Jun 13, 2016 04:05 PM

Shanghai Launches Market for Trade in Insurance Products, Services

(Shanghai) – China's first exchange trading center for insurance products opened in Shanghai on June 12, as part of the city's broader drive to become a global hub for trade in a wide range of financial products and services.

The Shanghai Insurance Exchange was set up to facilitate communication and transactions between insurers and reinsurance companies, according to material from the exchange.

It has 2.2 billion yuan ($333 million) in registered capital from 91 founding investors, ranging from established insurance giants such as Ping An Insurance (Group) Co. and China Pacific Insurance Co. to small insurers and agents. Non-financial institutions including Hundsun Technology Inc., a financial software developer partly held by Jack Ma's Ant Financial Services Group, are also among the investors.

The exchange will encourage reinsurance and promote shipping insurance, and will serve as a platform for advertising and bidding for important sector-related projects, Chen Wenhui, vice chairman of China Insurance Regulatory Commission (CIRC), said at the opening ceremony.

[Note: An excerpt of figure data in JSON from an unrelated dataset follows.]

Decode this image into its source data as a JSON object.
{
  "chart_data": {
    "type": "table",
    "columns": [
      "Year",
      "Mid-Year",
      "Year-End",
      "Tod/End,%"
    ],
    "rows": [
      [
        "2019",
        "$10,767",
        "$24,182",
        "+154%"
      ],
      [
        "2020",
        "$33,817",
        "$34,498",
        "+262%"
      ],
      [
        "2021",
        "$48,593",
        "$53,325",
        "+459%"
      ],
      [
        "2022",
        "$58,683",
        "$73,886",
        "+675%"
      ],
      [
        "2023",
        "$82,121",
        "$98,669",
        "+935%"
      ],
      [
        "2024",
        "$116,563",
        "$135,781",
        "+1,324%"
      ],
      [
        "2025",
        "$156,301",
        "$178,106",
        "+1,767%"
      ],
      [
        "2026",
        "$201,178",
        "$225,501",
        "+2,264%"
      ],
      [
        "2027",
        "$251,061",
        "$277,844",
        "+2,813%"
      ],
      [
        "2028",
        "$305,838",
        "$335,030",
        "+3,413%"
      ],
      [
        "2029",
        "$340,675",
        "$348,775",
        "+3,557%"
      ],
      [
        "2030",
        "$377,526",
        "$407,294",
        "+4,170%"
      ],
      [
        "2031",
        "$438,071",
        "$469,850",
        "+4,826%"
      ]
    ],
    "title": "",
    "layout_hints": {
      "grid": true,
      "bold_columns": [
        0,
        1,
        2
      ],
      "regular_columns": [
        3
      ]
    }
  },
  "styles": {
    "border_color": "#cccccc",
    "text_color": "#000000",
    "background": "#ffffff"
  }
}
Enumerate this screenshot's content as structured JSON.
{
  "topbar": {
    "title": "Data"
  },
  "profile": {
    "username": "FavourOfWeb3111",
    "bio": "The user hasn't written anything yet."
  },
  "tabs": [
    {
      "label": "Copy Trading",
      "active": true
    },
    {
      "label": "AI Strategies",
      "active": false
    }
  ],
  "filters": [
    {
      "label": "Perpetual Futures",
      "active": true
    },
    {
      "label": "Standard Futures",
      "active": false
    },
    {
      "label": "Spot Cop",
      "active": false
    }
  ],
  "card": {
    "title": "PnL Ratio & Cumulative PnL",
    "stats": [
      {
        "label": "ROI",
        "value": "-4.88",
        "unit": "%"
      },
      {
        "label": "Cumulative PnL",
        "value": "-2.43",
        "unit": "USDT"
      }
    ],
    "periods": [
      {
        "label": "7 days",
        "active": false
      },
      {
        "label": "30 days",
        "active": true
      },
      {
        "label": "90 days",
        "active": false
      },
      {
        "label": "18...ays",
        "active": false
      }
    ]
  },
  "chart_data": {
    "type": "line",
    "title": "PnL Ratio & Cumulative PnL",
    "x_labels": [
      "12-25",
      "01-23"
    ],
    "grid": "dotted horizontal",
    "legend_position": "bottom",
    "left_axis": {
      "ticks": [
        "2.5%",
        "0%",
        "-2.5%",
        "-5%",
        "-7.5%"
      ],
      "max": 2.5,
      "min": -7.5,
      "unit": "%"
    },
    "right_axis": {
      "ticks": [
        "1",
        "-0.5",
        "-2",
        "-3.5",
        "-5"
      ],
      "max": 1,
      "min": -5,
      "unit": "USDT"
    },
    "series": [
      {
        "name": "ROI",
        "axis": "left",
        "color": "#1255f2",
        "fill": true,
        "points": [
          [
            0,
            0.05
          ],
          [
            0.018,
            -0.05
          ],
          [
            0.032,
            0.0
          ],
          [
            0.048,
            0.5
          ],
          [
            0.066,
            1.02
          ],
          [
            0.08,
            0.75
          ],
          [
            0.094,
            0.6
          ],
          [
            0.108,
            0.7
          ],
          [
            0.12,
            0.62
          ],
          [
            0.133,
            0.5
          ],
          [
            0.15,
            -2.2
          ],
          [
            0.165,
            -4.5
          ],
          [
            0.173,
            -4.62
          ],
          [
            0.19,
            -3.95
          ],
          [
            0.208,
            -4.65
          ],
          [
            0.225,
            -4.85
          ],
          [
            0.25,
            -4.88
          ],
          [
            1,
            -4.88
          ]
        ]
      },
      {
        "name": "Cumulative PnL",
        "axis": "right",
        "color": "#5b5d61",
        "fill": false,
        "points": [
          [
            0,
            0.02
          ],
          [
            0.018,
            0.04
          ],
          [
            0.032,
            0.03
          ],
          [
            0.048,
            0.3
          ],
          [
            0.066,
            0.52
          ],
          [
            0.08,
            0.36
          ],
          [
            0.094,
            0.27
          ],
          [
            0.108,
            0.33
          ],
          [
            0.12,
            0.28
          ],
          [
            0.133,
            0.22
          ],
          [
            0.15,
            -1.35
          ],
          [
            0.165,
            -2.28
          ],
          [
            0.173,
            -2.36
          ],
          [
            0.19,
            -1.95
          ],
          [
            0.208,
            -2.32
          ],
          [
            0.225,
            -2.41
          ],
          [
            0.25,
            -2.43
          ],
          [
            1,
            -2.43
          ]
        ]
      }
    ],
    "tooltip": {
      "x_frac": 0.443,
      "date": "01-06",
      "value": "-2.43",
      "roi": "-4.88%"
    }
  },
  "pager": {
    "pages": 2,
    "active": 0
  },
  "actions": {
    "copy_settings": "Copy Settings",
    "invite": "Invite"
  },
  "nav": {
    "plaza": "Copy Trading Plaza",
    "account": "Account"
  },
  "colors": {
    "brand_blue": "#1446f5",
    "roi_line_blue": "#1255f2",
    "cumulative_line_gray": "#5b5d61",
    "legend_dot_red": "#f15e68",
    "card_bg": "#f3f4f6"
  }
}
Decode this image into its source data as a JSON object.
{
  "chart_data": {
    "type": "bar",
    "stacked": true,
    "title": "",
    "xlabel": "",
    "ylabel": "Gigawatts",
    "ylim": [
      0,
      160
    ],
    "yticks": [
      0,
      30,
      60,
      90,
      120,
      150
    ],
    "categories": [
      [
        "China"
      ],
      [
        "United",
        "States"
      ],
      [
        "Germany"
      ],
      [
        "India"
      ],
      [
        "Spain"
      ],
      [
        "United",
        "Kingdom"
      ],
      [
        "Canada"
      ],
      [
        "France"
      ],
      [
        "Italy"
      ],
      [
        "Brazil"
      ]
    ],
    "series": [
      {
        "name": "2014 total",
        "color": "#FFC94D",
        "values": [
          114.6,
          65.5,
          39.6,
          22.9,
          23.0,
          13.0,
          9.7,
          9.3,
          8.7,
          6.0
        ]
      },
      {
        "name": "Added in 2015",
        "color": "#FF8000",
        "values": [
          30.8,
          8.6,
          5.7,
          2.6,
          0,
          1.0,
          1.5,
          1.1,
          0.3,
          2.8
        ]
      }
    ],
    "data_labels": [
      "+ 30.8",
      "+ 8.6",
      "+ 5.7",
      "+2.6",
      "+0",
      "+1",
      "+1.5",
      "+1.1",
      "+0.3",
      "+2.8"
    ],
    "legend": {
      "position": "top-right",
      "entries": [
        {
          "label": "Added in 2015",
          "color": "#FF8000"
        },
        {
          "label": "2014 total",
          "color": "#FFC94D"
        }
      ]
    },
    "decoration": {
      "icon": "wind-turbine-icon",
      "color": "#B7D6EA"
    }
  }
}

The State Council, China's cabinet, approved the trading center in late 2015, four years after Shanghai proposed creating the exchange as part of its 12th Five-Year plan that included steps to develop the city into an international financial center.

Shanghai already has exchanges for stocks, futures, commodities, currencies and precious metals. It is also host to the country's only shipping exchange, which facilities ship sales and compiles price indexes for cargo shipping costs.

The new exchange will allow insurance assets with long maturities that typically do not trade very well to become more liquid, partly by implementing standardized transaction documentation and procedures, said Zeng Yujin, a former insurance regulator who became the exchange's chairman.

It will also help all participant companies to be better connected, "so the efficiency (of trading) will be considerably higher than trading in a decentralized market," Zeng said.

The Shanghai government vowed in 2014 to develop the city into an international insurance center with per capita insurance premium reaching 7,300 yuan for the local population by the end of 2020. As of 2015, the figure stood at 4,658 yuan, according to data from CIRC's Shanghai bureau. Many Chinese still hesitate to buy insurance due to the country's socialist past, when incomes were low and benefits such as retirement pensions and medical care were always provided by state-run employers.

The official data also show that 55 insurance firms were registered in Shanghai, accounting for about one quarter of the national total. From January to April, those insurers received 65.7 billion yuan in premiums and paid 18.6 billion yuan to cover claims.